I’m aware this would be a way down the road as user account migration alone is still not great but it would be a great feature for the fediverse to have to avoid centralisation and mod/server admin wars.
If you want your freedom – whatever that means to you – you go to an instance that represents those values. Admins that run their own instance get to decide how they moderate that instance. And that includes blocking (or defederating) whole instances, communities, or individual users. You don’t have to sign up to one that does something you don’t like.
Besides, you don’t seem to understand the importance of moderation. If it wasn’t for the ability to defederate, we’d have tons of fake instances with fake users creating fake posts. Not to mention people going out of their way to make others feel miserable. Do they have the right to spew their hatred? I have my opinion, but it doesn’t matter. I happen to also have the right to join an instance that has a policy to take care of that stuff so I can browse for things that actually interest me.
Do you people even understand what is the point of federation and Fediverse? Because it seems you don’t and I’m tired explaining… In short, you should use Reddit instead.

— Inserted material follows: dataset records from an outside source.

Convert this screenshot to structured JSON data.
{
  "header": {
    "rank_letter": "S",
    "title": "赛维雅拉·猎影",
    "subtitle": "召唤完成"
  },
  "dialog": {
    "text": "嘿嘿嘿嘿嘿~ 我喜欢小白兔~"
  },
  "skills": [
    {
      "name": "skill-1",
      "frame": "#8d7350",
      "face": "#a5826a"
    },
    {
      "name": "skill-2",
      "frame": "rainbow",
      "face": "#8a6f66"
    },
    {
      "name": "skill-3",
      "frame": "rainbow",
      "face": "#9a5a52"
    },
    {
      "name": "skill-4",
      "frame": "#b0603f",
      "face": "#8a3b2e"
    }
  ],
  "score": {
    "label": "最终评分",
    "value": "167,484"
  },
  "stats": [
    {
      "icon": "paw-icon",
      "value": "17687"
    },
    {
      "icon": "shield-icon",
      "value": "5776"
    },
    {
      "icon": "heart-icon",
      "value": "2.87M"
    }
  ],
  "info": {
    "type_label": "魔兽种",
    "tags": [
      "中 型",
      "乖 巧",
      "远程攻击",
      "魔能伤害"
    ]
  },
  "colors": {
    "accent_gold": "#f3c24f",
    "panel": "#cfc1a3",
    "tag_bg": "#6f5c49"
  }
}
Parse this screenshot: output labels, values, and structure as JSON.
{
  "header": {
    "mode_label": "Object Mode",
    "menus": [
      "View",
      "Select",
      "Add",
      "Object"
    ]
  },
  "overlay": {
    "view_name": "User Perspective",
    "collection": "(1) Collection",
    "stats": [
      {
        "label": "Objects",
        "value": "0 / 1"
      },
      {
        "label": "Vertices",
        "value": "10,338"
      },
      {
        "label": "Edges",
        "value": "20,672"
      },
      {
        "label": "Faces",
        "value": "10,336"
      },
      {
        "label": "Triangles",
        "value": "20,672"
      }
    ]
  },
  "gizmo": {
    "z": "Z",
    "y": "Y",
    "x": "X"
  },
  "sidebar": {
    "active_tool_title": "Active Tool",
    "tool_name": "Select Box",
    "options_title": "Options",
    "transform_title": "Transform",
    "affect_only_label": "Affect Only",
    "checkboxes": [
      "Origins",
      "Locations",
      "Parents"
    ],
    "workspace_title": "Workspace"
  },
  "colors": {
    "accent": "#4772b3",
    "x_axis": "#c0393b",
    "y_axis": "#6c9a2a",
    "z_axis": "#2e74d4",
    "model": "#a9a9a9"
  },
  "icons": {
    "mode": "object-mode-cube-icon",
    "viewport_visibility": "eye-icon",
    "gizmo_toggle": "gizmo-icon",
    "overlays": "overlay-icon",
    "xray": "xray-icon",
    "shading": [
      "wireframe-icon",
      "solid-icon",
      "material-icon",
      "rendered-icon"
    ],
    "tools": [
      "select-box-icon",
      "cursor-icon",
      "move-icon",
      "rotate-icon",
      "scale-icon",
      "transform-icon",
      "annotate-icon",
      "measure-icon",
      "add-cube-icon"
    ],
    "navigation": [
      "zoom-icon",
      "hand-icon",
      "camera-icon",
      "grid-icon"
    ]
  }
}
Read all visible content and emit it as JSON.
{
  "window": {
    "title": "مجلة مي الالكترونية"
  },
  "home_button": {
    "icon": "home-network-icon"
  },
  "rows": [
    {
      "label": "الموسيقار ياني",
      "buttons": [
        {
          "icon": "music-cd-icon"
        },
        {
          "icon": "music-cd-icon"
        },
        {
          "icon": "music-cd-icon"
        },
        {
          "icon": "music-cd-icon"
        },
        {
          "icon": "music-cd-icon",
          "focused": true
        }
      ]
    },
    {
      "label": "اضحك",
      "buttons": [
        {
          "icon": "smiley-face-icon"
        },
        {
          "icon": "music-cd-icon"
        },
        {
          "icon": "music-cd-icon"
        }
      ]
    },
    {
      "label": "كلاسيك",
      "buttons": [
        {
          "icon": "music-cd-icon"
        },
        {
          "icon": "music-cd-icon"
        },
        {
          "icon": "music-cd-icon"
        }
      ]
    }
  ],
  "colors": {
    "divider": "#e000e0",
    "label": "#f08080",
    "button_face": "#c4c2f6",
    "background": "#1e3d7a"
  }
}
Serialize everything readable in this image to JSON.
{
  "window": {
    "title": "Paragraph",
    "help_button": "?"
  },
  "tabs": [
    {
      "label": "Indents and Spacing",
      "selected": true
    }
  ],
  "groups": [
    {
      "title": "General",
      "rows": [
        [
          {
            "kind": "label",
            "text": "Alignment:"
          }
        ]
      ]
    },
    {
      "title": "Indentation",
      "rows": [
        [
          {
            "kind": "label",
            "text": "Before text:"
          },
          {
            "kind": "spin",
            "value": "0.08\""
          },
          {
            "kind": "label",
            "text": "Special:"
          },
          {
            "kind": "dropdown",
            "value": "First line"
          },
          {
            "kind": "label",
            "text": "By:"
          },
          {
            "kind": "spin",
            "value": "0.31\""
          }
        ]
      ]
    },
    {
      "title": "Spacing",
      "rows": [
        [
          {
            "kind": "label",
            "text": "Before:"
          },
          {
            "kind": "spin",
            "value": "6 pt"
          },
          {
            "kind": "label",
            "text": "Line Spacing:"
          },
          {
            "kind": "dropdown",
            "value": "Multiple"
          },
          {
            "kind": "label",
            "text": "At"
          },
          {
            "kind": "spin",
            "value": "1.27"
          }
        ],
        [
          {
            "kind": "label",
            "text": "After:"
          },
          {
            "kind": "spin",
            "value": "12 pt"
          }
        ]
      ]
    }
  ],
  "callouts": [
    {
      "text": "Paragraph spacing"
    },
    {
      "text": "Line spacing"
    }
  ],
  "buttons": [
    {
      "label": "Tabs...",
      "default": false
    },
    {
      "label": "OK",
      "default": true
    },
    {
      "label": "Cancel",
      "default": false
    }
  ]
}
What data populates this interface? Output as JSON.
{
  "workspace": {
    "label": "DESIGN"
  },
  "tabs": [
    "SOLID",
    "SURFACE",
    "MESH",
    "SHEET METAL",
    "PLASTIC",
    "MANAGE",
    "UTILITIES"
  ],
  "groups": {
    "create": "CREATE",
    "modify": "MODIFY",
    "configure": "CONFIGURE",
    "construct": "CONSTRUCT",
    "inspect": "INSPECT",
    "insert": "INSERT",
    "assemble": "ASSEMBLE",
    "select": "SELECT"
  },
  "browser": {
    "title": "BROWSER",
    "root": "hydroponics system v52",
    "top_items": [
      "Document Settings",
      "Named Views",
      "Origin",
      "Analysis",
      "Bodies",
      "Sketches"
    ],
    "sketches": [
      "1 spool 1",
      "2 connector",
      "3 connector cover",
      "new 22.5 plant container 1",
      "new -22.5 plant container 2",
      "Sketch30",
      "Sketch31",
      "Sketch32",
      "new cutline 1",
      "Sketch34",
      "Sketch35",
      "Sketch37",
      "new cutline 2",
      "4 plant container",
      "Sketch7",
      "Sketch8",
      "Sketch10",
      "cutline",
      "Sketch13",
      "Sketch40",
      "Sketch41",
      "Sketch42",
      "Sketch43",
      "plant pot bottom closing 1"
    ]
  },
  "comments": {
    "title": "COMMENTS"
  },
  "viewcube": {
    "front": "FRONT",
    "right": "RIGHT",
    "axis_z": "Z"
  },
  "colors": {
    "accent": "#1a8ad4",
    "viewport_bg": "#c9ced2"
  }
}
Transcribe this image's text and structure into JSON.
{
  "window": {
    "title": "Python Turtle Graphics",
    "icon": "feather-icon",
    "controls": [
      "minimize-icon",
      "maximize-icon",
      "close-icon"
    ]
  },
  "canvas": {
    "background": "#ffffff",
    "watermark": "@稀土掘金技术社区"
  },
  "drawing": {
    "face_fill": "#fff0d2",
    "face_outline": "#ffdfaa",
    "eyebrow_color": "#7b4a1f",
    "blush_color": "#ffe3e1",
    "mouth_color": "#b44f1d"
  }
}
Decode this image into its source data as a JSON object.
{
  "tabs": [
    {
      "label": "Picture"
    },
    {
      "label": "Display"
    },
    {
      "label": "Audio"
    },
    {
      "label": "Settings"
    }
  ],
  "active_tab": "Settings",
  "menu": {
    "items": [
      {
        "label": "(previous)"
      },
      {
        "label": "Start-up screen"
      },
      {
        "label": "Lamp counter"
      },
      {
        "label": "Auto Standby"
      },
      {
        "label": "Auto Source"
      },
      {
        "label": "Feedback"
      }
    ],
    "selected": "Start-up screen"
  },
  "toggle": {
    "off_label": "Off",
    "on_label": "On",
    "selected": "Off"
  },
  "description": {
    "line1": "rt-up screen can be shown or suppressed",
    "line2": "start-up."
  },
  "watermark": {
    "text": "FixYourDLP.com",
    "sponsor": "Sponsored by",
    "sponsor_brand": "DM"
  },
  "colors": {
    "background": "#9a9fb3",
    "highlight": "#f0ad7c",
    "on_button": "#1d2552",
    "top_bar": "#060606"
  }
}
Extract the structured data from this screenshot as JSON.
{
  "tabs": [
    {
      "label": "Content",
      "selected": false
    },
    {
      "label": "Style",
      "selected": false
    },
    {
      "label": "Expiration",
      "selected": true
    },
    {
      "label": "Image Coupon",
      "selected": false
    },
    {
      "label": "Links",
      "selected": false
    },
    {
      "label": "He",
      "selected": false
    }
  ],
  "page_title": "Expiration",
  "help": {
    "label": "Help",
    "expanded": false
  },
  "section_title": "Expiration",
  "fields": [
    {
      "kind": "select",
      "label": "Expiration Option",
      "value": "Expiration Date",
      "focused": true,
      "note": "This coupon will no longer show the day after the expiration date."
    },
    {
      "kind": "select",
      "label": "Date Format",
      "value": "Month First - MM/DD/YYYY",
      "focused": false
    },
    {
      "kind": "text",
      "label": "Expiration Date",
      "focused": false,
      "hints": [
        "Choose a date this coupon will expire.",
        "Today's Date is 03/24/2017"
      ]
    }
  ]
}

How long have you been part of the fediverse? (A term which tends to not be capitalized, by the way. *nerd snort*) It’s not about you getting to interact with every instance using just one account. It’s about putting the power into the hands of ordinary people. Including the power to associate or disassociate with certain people, communities, and content. That includes an admin’s ability to go “I see you’re not sufficiently moderating your instance. We will defederate until you’ve taken steps to ensure your instance sufficiently moderates with common-sense rules.”. Whether that is due to some content policies or to block an instance from which a ton of spam originates.
Just how with email a provider can choose to block or automatically mark-as-spam any email coming from a server they don’t trust, for example because it’s a known source of spam. It’s actually how a lot of the internet works. And it works as long as well-intentioned people are in positions to make such decisions. And if a server or service goes rogue, they get the equivalent of defederated.